Les princesses expliquèrent leur voyage vers un oncle mourant. Elles parlaient d'Edouard, de Guillaume, d'Humbert et de François-Joseph, tous têtes couronnées, comme Avertie eût parlé de ses frères et cousins; c'était étrange, cette familiarité dynastique et prénominale sur le quai de Chiasso.
Jamais ces trois jeunes femmes ne s'étaient revues depuis le couvent, où Avertie avait été leur respectueuse et assez flattée petite amie.

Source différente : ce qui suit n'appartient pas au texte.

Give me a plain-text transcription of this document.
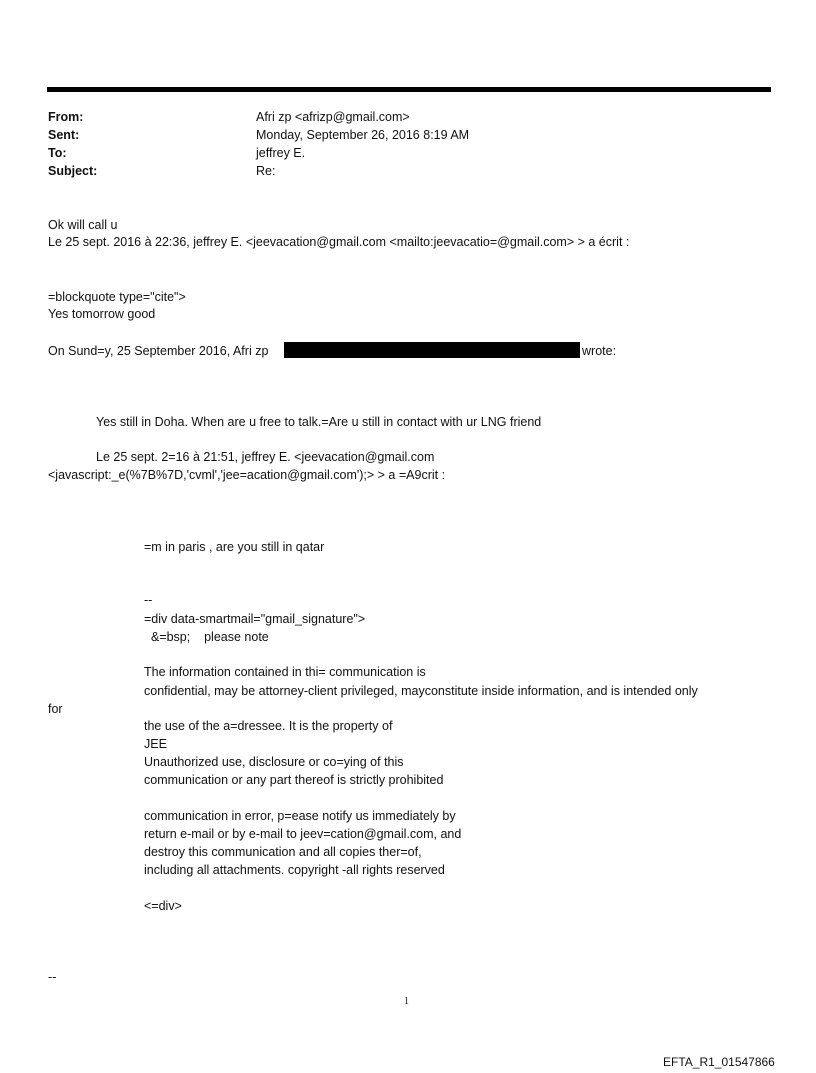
From:	Afri zp <afrizp@gmail.com>
Sent:	Monday, September 26, 2016 8:19 AM
To:	jeffrey E.
Subject:	Re:
Ok will call u
Le 25 sept. 2016 à 22:36, jeffrey E. <jeevacation@gmail.com <mailto:jeevacatio=@gmail.com> > a écrit :
=blockquote type="cite">
Yes tomorrow good
On Sund=y, 25 September 2016, Afri zp	wrote:
Yes still in Doha. When are u free to talk.=Are u still in contact with ur LNG friend
Le 25 sept. 2=16 à 21:51, jeffrey E. <jeevacation@gmail.com
<javascript:_e(%7B%7D,'cvml','jee=acation@gmail.com');> > a =A9crit :
=m in paris , are you still in qatar
--
=div data-smartmail="gmail_signature">
&=bsp;    please note
The information contained in thi= communication is
confidential, may be attorney-client privileged, mayconstitute inside information, and is intended only
for
the use of the a=dressee. It is the property of
JEE
Unauthorized use, disclosure or co=ying of this
communication or any part thereof is strictly prohibited
communication in error, p=ease notify us immediately by
return e-mail or by e-mail to jeev=cation@gmail.com, and
destroy this communication and all copies ther=of,
including all attachments. copyright -all rights reserved
<=div>
--
1
EFTA_R1_01547866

Elle se rappelait les dimanches passés chez la Reine exilée, à Passy, où les Princesses montraient avec orgueil, dans le pavillon isolé du roi leur père, les drapeaux nombreux jadis enlevés aux régiments de l'usurpateur, fanés, salis, troués de balles, tachés de sang, même. Avertie en avait la chair de poule tant elle se croyait dans le merveilleux épique. Puis c'était encore une suite de cadres où, sous verre, s'alignaient des pièces de monnaies de toutes grandeurs et percées également au milieu d'un coup de pistolet. Le Roi, tireur émérite, avait collectionné ces petites gloires à côté des grandes. Son immense portrait, qui centrait la salle, le représentait en uniforme de général, don Juan bellâtre, et un peu épais. Avertie, enfant, l'eût souhaité plus mince, plus théâtral encore, plus Prince de Légende. Mais l'uniforme brillant, les trophées ensanglantés, les damas somptueux tendus aux murs en faisaient, pour son imagination de neuf ans, un héros tout de même assez fabuleux.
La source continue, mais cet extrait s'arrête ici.